After chatting to the daughter of a client of mine yesterday she was telling me how she was currently doing 10 workout sessions per week. Now this was not an athlete just an average women who has only just started taking classes. So I was initially quite alarmed but found that the intensity of her sessions were mostly light which makes it not so bad. However if the intensity of her sessions were averaging moderate to high then it would be a problem for your average person.
What I tend to see, is a lot of people love the way a fitness model looks and you see there program in a magazine so it makes sense if you want that body you've got to do what they do. The problem is you've never trained before in your life.
What needs to be understood is that most athletes have a proper sports supplementation program to assist with recovery, they may not work full time which gives them ample time to rest & they also mostly have years of training experience. You can't go from 0-100 in a week unfortunately it does not work like that.
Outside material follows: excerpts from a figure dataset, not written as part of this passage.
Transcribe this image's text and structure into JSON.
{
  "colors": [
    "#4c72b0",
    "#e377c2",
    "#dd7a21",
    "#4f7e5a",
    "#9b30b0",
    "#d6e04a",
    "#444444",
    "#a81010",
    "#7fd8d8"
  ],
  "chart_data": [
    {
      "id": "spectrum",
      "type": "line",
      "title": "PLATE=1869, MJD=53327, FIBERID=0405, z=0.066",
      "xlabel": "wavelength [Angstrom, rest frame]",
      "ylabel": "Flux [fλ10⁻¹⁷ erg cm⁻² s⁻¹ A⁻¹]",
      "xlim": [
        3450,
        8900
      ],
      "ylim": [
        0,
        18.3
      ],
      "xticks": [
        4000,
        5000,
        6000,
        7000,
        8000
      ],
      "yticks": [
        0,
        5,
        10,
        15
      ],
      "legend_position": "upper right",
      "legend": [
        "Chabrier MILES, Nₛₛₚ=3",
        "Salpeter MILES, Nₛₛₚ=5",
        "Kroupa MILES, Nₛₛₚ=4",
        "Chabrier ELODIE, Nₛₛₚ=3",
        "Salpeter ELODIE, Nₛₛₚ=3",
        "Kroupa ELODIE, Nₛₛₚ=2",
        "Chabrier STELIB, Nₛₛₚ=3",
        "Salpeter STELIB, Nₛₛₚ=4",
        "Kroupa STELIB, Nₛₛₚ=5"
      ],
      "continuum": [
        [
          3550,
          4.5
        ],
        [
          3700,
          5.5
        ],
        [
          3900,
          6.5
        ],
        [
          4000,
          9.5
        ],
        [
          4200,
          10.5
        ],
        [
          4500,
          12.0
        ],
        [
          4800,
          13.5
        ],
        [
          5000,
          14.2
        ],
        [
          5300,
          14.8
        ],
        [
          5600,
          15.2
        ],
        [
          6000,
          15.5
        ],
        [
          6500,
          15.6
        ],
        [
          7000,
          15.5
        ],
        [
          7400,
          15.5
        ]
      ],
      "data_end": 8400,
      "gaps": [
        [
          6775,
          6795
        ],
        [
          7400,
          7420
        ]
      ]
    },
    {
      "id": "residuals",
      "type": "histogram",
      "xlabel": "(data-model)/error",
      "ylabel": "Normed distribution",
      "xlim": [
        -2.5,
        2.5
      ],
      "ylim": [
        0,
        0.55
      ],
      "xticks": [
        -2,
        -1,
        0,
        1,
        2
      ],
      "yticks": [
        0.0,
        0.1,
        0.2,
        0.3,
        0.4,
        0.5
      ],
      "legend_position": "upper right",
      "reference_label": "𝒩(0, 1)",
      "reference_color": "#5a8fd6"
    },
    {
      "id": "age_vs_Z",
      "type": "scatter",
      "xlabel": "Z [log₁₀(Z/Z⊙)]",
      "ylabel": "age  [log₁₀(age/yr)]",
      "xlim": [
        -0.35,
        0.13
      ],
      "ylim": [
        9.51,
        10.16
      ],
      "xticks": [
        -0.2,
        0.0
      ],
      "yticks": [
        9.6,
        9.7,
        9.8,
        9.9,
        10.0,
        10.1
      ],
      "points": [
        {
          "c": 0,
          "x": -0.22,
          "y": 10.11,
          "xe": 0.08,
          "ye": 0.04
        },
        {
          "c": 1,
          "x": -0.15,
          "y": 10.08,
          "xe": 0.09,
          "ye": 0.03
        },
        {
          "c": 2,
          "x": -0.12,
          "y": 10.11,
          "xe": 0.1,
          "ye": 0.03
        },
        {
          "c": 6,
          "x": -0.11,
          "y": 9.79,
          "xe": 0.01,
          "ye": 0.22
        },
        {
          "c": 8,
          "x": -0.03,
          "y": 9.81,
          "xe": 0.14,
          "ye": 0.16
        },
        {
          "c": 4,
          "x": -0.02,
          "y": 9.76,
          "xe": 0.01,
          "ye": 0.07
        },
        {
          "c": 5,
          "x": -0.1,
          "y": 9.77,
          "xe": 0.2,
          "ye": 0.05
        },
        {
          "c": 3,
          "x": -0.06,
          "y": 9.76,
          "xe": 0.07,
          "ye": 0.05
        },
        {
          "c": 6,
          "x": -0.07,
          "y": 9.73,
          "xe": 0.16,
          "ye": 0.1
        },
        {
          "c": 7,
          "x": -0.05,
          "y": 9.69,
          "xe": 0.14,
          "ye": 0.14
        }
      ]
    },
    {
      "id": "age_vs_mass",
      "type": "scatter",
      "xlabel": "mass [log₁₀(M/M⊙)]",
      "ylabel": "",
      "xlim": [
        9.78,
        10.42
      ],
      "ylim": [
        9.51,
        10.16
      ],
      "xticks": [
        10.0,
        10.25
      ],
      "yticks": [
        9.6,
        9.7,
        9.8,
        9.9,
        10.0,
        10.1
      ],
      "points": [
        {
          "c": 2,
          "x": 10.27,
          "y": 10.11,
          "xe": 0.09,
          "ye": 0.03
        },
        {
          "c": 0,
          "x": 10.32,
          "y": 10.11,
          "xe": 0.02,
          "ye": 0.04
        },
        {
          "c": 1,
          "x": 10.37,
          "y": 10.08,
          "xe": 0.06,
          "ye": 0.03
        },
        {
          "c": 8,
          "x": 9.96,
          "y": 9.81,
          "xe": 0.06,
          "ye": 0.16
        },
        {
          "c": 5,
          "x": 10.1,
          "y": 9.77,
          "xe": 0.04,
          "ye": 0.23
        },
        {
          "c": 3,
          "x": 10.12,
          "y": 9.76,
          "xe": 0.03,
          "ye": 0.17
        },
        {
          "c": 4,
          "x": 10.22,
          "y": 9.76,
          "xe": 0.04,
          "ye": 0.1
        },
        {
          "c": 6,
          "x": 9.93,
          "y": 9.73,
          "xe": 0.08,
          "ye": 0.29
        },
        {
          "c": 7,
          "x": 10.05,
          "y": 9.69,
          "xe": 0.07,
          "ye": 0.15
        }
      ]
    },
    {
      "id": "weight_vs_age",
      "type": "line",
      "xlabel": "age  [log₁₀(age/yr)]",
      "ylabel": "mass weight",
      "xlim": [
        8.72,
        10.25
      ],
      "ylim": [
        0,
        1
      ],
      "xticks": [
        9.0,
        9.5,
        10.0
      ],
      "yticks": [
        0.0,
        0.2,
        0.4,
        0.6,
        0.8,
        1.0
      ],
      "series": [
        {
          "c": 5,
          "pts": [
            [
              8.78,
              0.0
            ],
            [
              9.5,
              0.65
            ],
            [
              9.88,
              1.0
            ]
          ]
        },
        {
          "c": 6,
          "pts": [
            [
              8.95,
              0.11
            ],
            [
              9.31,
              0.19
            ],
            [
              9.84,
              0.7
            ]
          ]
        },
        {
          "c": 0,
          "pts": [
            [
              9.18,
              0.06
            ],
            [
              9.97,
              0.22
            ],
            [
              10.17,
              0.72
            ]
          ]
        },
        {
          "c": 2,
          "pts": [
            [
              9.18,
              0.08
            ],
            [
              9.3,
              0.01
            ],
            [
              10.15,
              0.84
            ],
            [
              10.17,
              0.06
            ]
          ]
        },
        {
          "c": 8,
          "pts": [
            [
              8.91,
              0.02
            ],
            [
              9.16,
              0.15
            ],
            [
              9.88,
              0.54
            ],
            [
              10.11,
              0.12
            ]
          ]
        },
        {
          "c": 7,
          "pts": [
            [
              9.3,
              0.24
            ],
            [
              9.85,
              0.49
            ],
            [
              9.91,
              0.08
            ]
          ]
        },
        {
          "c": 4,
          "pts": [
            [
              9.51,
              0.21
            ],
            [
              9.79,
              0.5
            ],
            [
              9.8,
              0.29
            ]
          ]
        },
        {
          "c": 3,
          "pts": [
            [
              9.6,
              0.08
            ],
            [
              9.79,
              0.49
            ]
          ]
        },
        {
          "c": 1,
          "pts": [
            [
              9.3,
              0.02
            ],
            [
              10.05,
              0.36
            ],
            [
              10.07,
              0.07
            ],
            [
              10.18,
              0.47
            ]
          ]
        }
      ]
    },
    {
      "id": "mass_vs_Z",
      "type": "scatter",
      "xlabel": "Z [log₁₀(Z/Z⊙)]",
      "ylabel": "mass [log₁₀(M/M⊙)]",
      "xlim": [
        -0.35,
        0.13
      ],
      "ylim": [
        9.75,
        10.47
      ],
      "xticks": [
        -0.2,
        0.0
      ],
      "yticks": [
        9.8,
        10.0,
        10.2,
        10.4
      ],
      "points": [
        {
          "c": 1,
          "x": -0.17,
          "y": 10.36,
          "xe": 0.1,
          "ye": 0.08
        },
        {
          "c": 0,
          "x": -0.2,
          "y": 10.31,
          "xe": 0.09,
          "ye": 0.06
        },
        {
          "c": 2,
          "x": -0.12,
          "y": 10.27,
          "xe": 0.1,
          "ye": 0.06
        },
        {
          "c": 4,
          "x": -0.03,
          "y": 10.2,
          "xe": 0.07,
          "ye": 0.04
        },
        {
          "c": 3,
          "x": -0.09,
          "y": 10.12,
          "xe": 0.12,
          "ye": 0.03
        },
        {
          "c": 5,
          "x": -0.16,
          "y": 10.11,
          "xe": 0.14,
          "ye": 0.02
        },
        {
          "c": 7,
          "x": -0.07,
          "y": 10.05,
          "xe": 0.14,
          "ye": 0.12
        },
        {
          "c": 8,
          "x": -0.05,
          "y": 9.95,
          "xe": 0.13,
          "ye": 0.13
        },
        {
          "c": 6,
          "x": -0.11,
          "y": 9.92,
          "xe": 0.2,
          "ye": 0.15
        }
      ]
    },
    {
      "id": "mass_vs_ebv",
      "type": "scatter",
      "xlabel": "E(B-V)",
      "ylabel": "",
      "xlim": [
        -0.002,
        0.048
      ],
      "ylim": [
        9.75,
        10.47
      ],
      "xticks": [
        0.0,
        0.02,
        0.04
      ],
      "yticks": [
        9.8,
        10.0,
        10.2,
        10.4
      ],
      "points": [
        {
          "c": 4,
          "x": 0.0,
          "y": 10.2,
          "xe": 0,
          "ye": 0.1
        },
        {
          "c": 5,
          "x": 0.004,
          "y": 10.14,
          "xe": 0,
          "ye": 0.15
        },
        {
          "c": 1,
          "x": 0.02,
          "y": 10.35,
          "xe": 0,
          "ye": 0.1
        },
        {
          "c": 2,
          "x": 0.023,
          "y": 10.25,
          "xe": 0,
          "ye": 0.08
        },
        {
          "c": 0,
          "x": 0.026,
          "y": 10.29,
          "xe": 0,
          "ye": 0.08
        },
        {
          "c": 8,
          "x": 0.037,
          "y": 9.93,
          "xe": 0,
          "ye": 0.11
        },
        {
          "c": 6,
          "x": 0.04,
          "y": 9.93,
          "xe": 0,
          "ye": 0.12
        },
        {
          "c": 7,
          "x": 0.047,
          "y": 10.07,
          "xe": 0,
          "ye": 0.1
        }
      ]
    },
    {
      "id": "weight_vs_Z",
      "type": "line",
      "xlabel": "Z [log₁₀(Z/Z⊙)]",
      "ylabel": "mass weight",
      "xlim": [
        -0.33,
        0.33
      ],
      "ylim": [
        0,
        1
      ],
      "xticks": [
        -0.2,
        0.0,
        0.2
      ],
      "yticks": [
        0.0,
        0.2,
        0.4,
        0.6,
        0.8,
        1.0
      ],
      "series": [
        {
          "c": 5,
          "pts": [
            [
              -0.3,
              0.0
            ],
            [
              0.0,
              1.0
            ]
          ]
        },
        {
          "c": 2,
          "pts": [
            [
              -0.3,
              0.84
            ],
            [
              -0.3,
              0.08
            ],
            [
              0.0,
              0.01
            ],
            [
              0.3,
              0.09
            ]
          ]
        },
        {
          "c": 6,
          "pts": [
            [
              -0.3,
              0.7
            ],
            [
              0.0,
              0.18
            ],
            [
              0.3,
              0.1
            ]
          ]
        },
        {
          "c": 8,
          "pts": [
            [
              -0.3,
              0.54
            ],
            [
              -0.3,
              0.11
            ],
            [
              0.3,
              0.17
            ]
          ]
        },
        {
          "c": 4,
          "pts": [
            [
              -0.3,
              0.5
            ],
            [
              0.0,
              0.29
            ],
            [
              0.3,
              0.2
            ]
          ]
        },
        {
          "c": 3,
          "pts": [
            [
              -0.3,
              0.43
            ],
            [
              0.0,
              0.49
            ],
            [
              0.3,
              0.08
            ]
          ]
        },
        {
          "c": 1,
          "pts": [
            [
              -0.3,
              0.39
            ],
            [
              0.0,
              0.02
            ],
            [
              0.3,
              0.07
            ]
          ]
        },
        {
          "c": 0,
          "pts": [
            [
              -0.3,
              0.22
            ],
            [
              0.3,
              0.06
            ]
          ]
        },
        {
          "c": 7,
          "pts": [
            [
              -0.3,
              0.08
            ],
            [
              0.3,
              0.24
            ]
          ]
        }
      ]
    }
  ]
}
Getting fitter and stronger is a process that takes time. You need a program that is designed for your goal but also your ability & training experience.
Some may not even be aware that there is such a thing as overtraining. The following are symptoms you may experience if you are;
✨Poor sleep patterns - so you may find it hard to get out of bed in the morning (harder than usual) and or find it hard to get to sleep at night.
✨Changes in mood and mood swings.
✨Change in appetite.
✨Muscle & joint pain.
✨Minor injuries like bumps & bruises.
The thing with overtraining is that it will effect your results. Rest is just as important in a training program as the exercise.